Ah okay, thanks a lot for all your feedback

In the meantime I think I figured out how to run docker images directly in Truenas. It seems like I have to set them up using the GUI and I can’t clone them easily and use one as a template… So I will have to configure everything I need manually via the GUI
But at least I am able to run it. During my first research I found that it’s not possible at all to use docker anymore directly in Truenas Scale, but it turns out that it’s just not possible to use the docker cli.

That makes a lot of sense and I will do that. Right now I am not starting anything for “production”, I am just playing around a bit to get used to Truenas and ZFS and find the best settings as long as I am waiting for the rest of my ordered disks…

I think I will then use zfs datasets and create Custom Apps directly in Truenas GUI for all my docker containers that I want to migrate to the new server.

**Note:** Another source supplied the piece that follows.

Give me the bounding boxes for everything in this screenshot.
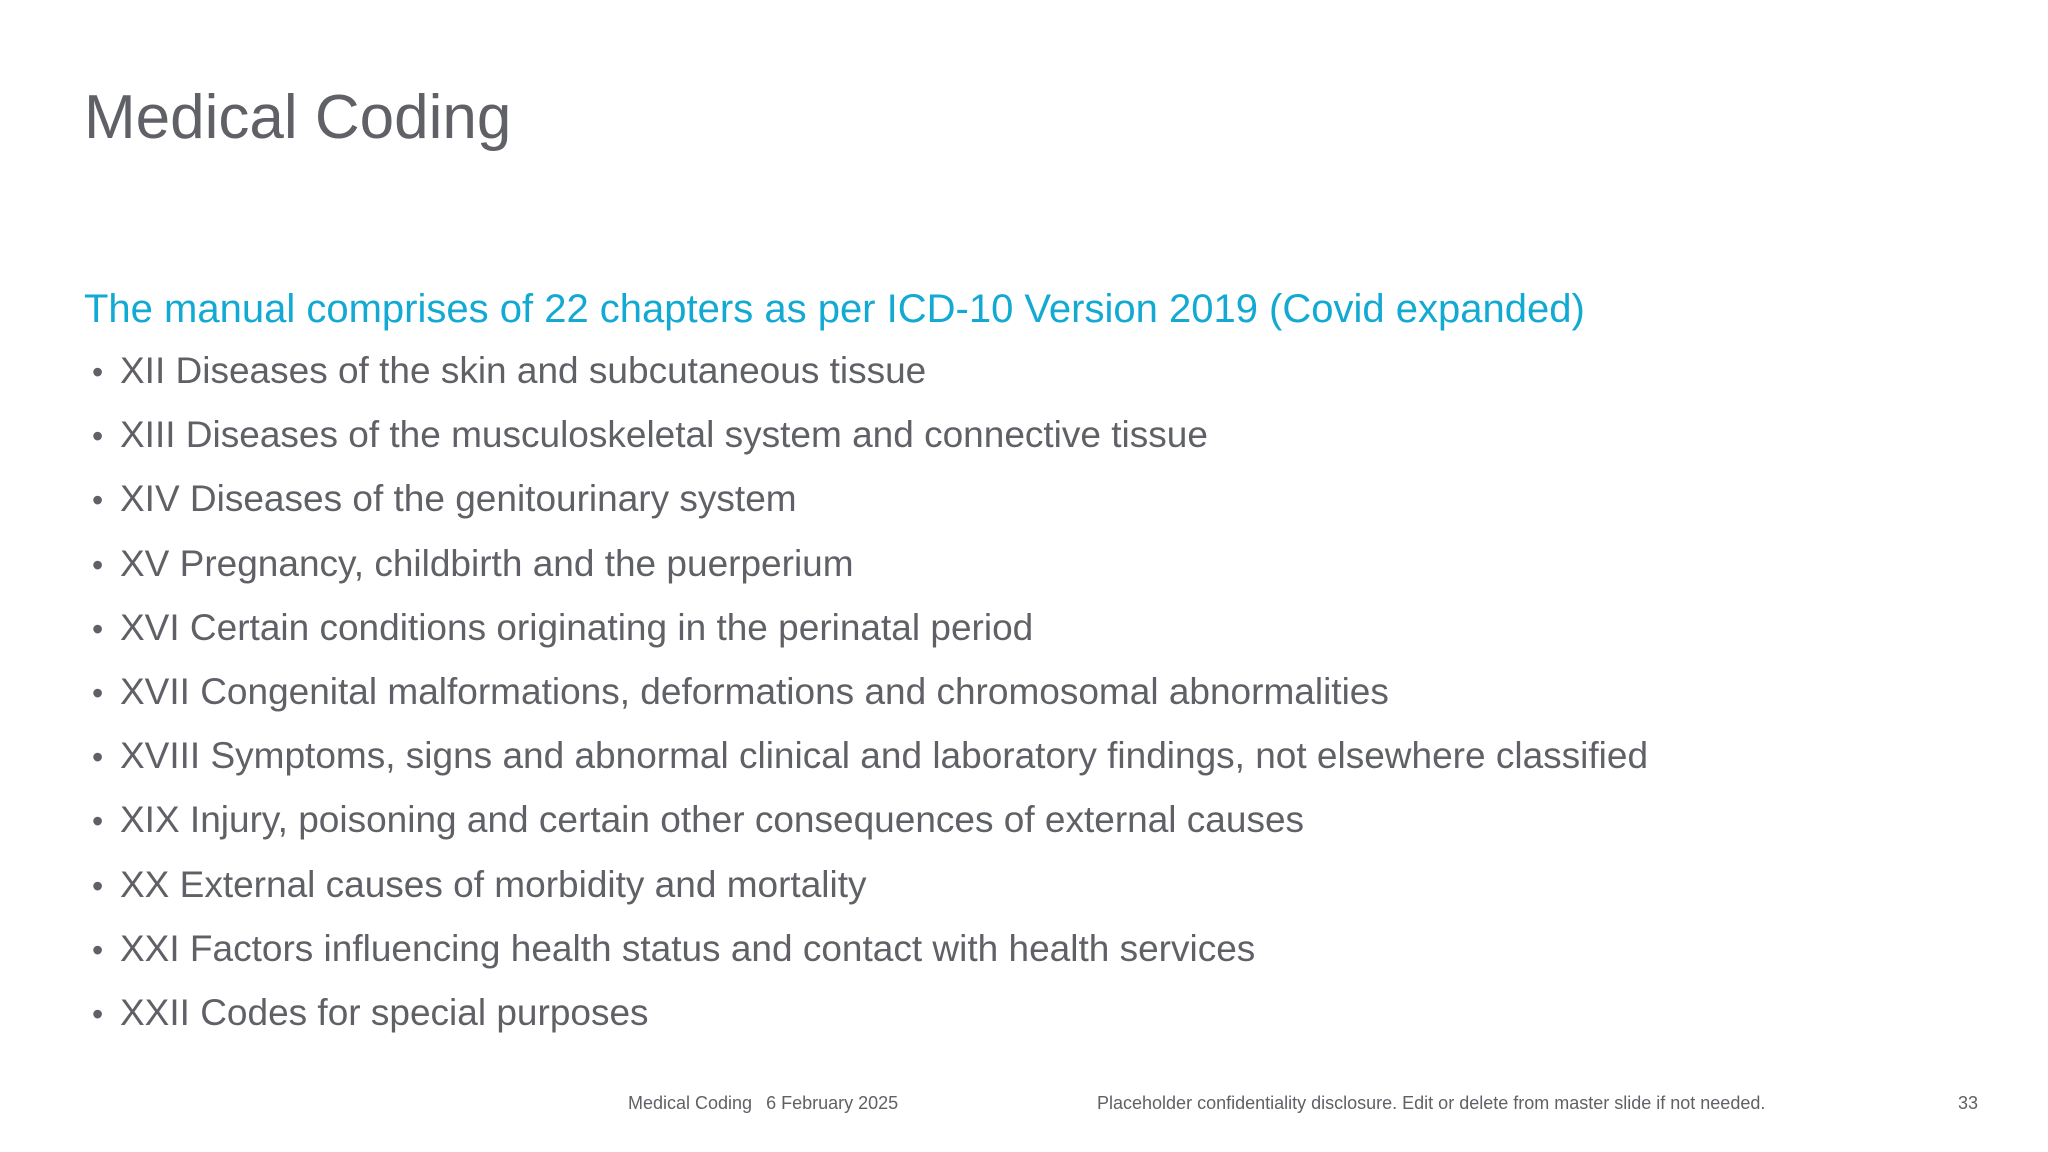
list-item <box>92 992 1648 1056</box>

Pentium100 · March 4, 2024, 8:28pm

Reading the link and the tables it looks like 64K is pretty good. Not optimal, especially in some cases (like 9 drive raidz2), but usually close and better than the default 16K (or in older zfs versions 8K).

I remember testing this and IIRC using smaller block sizes (say, on a mirror vdev) was slower to delete the zvol or to delete data from it (probably due to more metadata operations), but I am not completely sure, this was some years ago.